Foi uma resposta antecipada ao Relatório do Departamento de Estado dos EUA, que manteve o Brasil na posição de país que não cumpre padrões mínimos de ação contra o trabalho escravo, apesar dos esforços na criação de leis que criminalizam essa prática. Segundo o relatório, mais de 25 mil homens são sujeitos ao trabalho nas lavouras de cana, de gado e campos de mineração.

 

Em São Paulo, a deputada estadual Vanessa Damo (PV-SP) comemorou a iniciativa do governo federal. Ela acredita que esse acordo proposto por Lula às empresas do setor pode acelerar o processo para a provação de um Projeto de Lei que ela apresentou à Assembléia Legislativa do Estado de São Paulo, no final do mês de março, determinando que a queima da palha da cana seja abolida nos próximos três anos.

 

"Através de estudos aprofundados como relatora da CPI da queima da palha da cana-de-açúcar, entrei em contato com problemas graves trazidos pelas queimadas, como aumento de internações por problemas respiratórios, degradação ambiental e condições inadequadas de trabalho na colheita. Não podemos mais adiar a solução para esse problema.

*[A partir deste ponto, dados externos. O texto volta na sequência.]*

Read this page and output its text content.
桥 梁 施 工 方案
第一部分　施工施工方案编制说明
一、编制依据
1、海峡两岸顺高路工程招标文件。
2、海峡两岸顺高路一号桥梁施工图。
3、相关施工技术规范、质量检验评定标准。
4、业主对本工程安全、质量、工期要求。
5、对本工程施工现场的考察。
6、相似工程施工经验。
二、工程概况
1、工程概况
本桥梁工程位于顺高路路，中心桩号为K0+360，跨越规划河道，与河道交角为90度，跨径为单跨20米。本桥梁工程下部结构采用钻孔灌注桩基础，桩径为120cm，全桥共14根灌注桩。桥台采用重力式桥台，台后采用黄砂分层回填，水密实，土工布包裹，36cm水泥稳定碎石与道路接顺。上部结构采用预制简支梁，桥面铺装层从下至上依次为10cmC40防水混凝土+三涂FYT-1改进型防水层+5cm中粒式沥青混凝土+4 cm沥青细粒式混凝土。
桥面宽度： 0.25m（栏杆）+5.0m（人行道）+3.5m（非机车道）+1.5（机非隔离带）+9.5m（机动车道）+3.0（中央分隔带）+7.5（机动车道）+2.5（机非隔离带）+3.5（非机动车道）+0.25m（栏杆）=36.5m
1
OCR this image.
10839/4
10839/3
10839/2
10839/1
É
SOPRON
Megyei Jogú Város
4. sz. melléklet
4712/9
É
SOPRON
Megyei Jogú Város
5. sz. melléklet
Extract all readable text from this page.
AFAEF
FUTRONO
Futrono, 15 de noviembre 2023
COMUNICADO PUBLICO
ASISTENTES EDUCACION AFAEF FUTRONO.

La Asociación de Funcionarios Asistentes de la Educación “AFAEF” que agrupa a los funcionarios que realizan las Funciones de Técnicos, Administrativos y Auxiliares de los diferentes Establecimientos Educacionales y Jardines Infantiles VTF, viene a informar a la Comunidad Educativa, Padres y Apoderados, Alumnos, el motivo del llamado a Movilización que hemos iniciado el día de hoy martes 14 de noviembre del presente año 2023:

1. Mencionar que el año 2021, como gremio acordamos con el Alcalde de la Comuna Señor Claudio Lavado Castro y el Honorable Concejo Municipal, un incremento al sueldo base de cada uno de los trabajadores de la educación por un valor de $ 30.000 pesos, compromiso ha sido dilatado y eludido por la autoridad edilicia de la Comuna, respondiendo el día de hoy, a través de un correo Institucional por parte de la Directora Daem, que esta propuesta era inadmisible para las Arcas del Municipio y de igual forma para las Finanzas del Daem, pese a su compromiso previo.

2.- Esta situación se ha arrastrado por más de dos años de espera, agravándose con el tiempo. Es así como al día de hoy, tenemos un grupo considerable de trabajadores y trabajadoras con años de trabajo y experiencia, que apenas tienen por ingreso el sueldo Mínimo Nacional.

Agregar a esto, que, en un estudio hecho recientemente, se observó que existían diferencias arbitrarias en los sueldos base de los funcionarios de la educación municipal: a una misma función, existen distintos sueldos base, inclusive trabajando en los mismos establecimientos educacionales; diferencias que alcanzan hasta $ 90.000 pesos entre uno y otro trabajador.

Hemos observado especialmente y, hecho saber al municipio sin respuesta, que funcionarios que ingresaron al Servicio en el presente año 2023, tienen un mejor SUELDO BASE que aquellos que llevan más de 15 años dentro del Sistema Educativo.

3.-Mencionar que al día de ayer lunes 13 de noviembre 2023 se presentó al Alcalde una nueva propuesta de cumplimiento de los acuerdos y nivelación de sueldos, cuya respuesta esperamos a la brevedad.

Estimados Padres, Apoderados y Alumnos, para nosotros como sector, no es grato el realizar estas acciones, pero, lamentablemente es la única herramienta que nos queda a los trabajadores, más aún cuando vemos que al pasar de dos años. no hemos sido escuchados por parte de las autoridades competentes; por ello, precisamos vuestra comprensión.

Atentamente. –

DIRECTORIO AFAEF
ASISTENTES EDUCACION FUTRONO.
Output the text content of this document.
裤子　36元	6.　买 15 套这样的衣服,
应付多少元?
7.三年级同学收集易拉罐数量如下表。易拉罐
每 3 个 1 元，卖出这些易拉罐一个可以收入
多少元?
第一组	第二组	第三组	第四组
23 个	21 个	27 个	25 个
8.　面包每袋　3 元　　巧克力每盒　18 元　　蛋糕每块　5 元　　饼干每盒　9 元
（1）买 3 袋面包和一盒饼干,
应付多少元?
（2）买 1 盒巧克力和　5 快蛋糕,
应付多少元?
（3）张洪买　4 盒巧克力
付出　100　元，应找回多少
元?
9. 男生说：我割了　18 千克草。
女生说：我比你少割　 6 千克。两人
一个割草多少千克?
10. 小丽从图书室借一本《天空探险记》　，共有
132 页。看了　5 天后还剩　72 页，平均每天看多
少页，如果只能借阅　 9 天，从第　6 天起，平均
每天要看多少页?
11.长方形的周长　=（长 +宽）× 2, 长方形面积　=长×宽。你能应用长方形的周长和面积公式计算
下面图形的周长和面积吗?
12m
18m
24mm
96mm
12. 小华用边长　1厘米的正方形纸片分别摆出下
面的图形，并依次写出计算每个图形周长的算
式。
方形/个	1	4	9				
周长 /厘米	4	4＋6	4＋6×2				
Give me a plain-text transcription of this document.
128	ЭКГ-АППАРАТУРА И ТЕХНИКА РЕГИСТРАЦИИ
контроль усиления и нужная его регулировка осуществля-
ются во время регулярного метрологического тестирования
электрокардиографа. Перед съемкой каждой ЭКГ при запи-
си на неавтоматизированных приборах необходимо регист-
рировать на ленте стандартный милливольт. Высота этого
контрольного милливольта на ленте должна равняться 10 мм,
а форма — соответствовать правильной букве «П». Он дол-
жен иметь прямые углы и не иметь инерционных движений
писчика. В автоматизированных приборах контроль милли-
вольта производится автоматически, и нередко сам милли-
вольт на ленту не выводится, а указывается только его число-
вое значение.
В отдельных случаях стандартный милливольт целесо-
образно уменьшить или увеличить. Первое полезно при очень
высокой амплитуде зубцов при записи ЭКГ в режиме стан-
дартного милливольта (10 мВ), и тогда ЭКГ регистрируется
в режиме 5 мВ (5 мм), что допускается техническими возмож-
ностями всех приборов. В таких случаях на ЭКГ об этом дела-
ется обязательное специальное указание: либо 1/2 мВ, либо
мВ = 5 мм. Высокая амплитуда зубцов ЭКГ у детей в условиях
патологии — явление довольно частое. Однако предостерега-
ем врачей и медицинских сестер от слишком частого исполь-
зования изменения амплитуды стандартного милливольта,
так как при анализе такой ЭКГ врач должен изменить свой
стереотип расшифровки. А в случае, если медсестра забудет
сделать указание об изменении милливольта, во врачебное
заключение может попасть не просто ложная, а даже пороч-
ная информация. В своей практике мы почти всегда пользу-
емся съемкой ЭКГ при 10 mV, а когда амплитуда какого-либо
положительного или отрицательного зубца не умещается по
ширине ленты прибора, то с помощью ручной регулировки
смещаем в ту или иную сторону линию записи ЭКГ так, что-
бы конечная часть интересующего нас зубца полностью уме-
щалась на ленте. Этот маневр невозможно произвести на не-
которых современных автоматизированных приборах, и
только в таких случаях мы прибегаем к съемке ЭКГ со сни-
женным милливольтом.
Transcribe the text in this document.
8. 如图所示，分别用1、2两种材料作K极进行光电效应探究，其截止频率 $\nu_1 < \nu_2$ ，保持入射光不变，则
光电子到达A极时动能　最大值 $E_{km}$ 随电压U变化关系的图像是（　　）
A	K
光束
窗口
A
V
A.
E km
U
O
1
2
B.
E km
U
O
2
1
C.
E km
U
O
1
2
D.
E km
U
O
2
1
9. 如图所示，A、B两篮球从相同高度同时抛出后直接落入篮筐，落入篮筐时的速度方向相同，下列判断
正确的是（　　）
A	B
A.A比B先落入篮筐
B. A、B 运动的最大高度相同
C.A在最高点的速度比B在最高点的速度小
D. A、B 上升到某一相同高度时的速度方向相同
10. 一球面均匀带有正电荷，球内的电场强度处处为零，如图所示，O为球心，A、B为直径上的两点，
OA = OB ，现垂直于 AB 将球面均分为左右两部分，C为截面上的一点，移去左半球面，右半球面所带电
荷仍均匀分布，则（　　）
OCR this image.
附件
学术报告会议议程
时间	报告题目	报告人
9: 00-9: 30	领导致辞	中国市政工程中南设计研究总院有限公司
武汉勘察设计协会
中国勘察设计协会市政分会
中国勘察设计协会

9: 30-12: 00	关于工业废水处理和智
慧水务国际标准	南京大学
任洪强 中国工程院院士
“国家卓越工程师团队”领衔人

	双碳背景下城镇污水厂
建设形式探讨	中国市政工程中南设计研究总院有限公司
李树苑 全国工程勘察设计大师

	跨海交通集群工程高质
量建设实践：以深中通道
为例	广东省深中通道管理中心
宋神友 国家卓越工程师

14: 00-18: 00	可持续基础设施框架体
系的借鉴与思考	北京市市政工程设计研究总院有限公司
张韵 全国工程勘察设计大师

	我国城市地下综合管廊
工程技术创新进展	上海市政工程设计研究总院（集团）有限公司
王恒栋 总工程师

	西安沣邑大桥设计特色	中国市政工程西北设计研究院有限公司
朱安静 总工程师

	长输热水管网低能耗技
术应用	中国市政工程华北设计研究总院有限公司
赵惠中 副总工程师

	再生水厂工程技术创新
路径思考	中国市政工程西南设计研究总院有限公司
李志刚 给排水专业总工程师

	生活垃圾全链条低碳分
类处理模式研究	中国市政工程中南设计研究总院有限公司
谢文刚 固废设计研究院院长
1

As pessoas e o ambiente estão adoecendo”, justifica a deputada.

 

Pelo Projeto de Lei, até o final de 2010, nos terrenos de até 150 hectares e com declividade igual ou inferior a 12% (que permitem a adoção de técnicas de mecanização da atividade), 75% da área cortada deve ter sua queima eliminada. Para 2011, essa margem deve saltar para 85%, chegando a 100% em 2012. Para os terrenos onde a mecanização é inviável (que têm declividade superior a 12%), os prazos são: 55% até 2011, 75% até 2013 e, finalmente, 100% até 2014.